Art filter app sensation Prisma, which has revved up from nothing to an incredible 55 million+ downloads for its iOS and Android apps in just two months this summer, has now added an offline mode — so you can snap photos and process them to look like an Edward Munch painting in seconds and without needing to be connected to its severs.
When TechCrunch covered Prisma’s launch in June CEO and co-founder Alexey Moiseenkov explained it was using neural networks to transform smartphone photos into art filtered imagery — with these neural nets running on its servers.

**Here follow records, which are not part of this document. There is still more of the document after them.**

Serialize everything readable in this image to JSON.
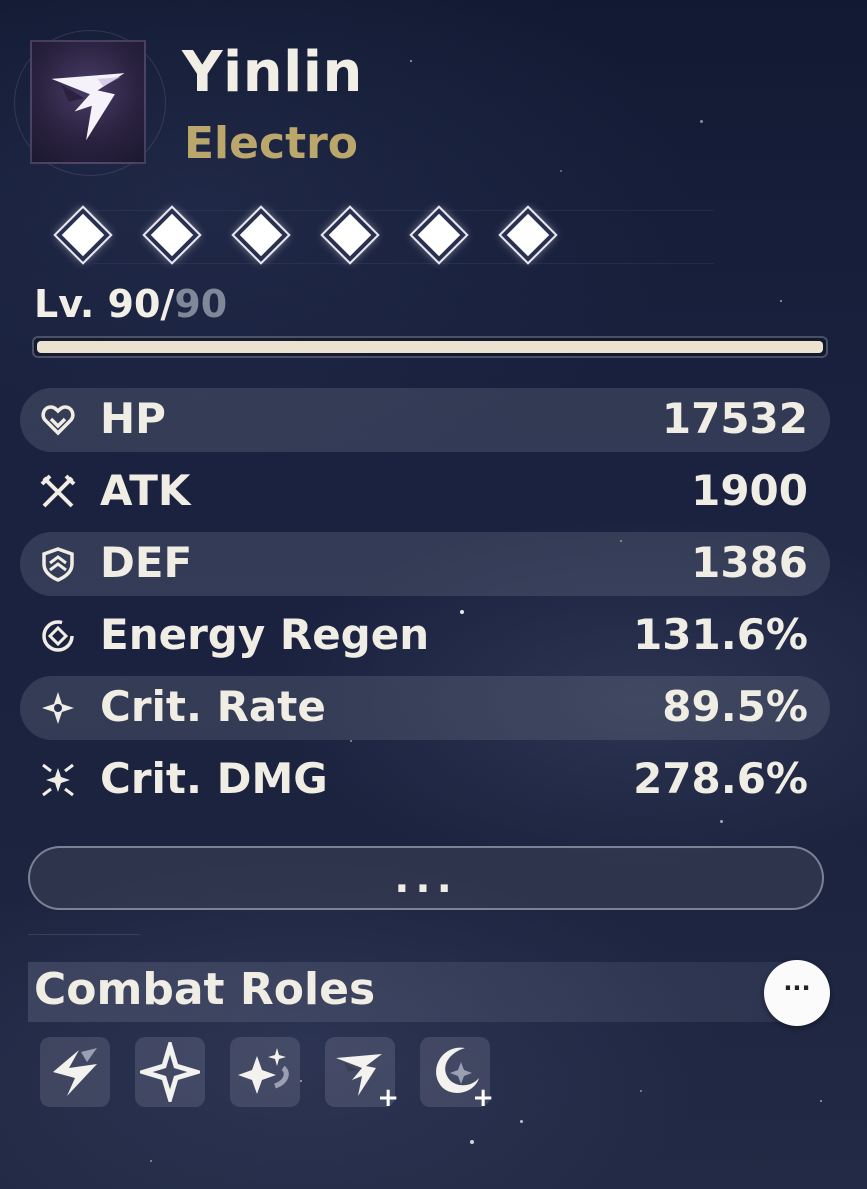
{
  "character": {
    "name": "Yinlin",
    "element": "Electro",
    "portrait_icon": "yinlin-emblem-icon",
    "resonance_chain": {
      "unlocked": 6,
      "total": 6,
      "icon": "diamond-icon"
    },
    "level": {
      "current": "Lv. 90/",
      "max": "90",
      "progress": 1.0
    }
  },
  "stats": [
    {
      "icon": "hp-heart-icon",
      "label": "HP",
      "value": "17532"
    },
    {
      "icon": "atk-crossed-swords-icon",
      "label": "ATK",
      "value": "1900"
    },
    {
      "icon": "def-shield-icon",
      "label": "DEF",
      "value": "1386"
    },
    {
      "icon": "energy-regen-icon",
      "label": "Energy Regen",
      "value": "131.6%"
    },
    {
      "icon": "crit-rate-star-icon",
      "label": "Crit. Rate",
      "value": "89.5%"
    },
    {
      "icon": "crit-dmg-burst-icon",
      "label": "Crit. DMG",
      "value": "278.6%"
    }
  ],
  "more_button": {
    "label": "..."
  },
  "combat_roles": {
    "title": "Combat Roles",
    "menu_button_label": "···",
    "roles": [
      {
        "icon": "electro-role-icon"
      },
      {
        "icon": "four-point-star-role-icon"
      },
      {
        "icon": "sparkle-swirl-role-icon"
      },
      {
        "icon": "emblem-plus-role-icon"
      },
      {
        "icon": "crescent-star-plus-role-icon"
      }
    ]
  },
  "colors": {
    "accent_gold": "#bba66c",
    "text": "#f0ede5",
    "level_bar": "#ebe3cf",
    "background": "#1a2240"
  }
}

It’s now evidently been able to offline some of that grunt work to a user’s own device hardware — with a selection of filters available to process images locally. Which is certainly one way to scale usage for multiple millions of users.
“Now 16 filters are on device,” Moiseenkov tells TechCrunch, adding: “Yes neural networks [are] running locally on your iPhone.”
The time taken to process images in offline mode can be quicker than the cloud processing route, as you’d expect. Although it also depends on the hardware of your phone (I’m using an iPhone 6s).
“From iPhone 5s it works ok but lower [hardware] seems that server side will be always better,” Moiseenkov adds, discussing the limitations of local processing.
The original idea for Prisma was to mobilize similar artwork processing algorithms that Moiseenkov had seen online but only working very slowly — optimizing the processing so it could work on an Internet-connected smartphone for the instant gratification ‘Instagram generation’.
Optimizing the processing for smartphone hardware itself takes things even further. “For devices higher than iPhone 5s I think all [processing will] be on device soon,” adds Moiseenkov.
He says the offline feature will be coming to Prisma’s Android app soon — “maybe” in the next two weeks.
Another slated feature the team is developing — the ability to apply art filters to video — is still in the works. He says it’s possible that will launch this month.